+ srvRendezvous[srv] = i
+ }
+
+ // Below we set underreplicated=true if we find any storage
+ // class that's currently underreplicated -- in that case we
+ // won't want to trash any replicas.
+ underreplicated := false
+
+ classState := make(map[string]balancedBlockState, len(bal.classes))
+ unsafeToDelete := make(map[int64]bool, len(slots))
+ for _, class := range bal.classes {
+ desired := blk.Desired[class]
+
+ countedDev := map[string]bool{}
+ have := 0
+ for _, slot := range slots {
+ if slot.repl != nil && bal.mountsByClass[class][slot.mnt] && !countedDev[slot.mnt.DeviceID] {
+ have += slot.mnt.Replication
+ if slot.mnt.DeviceID != "" {
+ countedDev[slot.mnt.DeviceID] = true
+ }
+ }
+ }
+ classState[class] = balancedBlockState{
+ desired: desired,
+ surplus: have - desired,
+ }
+
+ if desired == 0 {
+ continue
+ }
+
+ // Sort the slots by desirability.
+ sort.Slice(slots, func(i, j int) bool {
+ si, sj := slots[i], slots[j]
+ if classi, classj := bal.mountsByClass[class][si.mnt], bal.mountsByClass[class][sj.mnt]; classi != classj {
+ // Prefer a mount that satisfies the
+ // desired class.
+ return bal.mountsByClass[class][si.mnt]

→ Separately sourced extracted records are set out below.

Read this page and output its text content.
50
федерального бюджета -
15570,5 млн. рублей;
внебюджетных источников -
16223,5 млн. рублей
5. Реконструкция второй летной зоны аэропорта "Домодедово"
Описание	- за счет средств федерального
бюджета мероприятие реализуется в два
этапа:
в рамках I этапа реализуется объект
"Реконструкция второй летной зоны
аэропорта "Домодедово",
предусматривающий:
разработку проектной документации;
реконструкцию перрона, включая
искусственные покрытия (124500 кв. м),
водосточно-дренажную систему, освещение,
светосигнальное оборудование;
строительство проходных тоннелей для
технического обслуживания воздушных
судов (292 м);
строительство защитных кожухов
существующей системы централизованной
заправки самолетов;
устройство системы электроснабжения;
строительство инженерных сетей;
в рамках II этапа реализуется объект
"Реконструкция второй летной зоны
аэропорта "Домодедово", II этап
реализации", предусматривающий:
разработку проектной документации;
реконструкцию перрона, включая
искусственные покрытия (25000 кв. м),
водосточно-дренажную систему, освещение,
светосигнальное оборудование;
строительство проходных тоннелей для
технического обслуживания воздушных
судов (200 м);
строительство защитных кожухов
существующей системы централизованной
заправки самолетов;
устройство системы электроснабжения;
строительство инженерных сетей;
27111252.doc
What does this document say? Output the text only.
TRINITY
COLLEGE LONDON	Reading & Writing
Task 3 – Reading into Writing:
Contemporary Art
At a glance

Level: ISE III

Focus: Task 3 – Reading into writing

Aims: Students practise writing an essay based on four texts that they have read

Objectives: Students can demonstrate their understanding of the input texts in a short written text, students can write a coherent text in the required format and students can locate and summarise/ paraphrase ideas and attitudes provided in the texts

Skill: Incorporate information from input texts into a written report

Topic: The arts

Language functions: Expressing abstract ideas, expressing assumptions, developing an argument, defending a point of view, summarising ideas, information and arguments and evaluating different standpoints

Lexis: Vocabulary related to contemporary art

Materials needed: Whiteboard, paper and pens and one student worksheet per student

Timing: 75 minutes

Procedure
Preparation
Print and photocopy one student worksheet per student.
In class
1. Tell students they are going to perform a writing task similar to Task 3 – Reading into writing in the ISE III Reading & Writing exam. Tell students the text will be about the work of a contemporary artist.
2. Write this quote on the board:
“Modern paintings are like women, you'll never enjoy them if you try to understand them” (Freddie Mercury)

+ } else if si.want != sj.want {
+ // Prefer a mount that will have a
+ // replica no matter what we do here
+ // -- either because it already has an
+ // untrashable replica, or because we
+ // already need it to satisfy a
+ // different storage class.
+ return si.want
+ } else if orderi, orderj := srvRendezvous[si.mnt.KeepService], srvRendezvous[sj.mnt.KeepService]; orderi != orderj {
+ // Prefer a better rendezvous
+ // position.
+ return orderi < orderj
+ } else if repli, replj := si.repl != nil, sj.repl != nil; repli != replj {
+ // Prefer a mount that already has a
+ // replica.
+ return repli
+ } else {
+ // If pull/trash turns out to be
+ // needed, distribute the
+ // new/remaining replicas uniformly
+ // across qualifying mounts on a given
+ // server.
+ return rendezvousLess(si.mnt.DeviceID, sj.mnt.DeviceID, blkid)
+ }
+ })
+
+ // Servers/mounts/devices (with or without existing
+ // replicas) that are part of the best achievable
+ // layout for this storage class.
+ wantSrv := map[*KeepService]bool{}
+ wantMnt := map[*KeepMount]bool{}
+ wantDev := map[string]bool{}
+ // Positions (with existing replicas) that have been
+ // protected (via unsafeToDelete) to ensure we don't
+ // reduce replication below desired level when
+ // trashing replicas that aren't optimal positions for
+ // any storage class.
+ protMnt := map[*KeepMount]bool{}
+ // Replication planned so far (corresponds to wantMnt).
+ replWant := 0
+ // Protected replication (corresponds to protMnt).
+ replProt := 0
+
+ // trySlot tries using a slot to meet requirements,
+ // and returns true if all requirements are met.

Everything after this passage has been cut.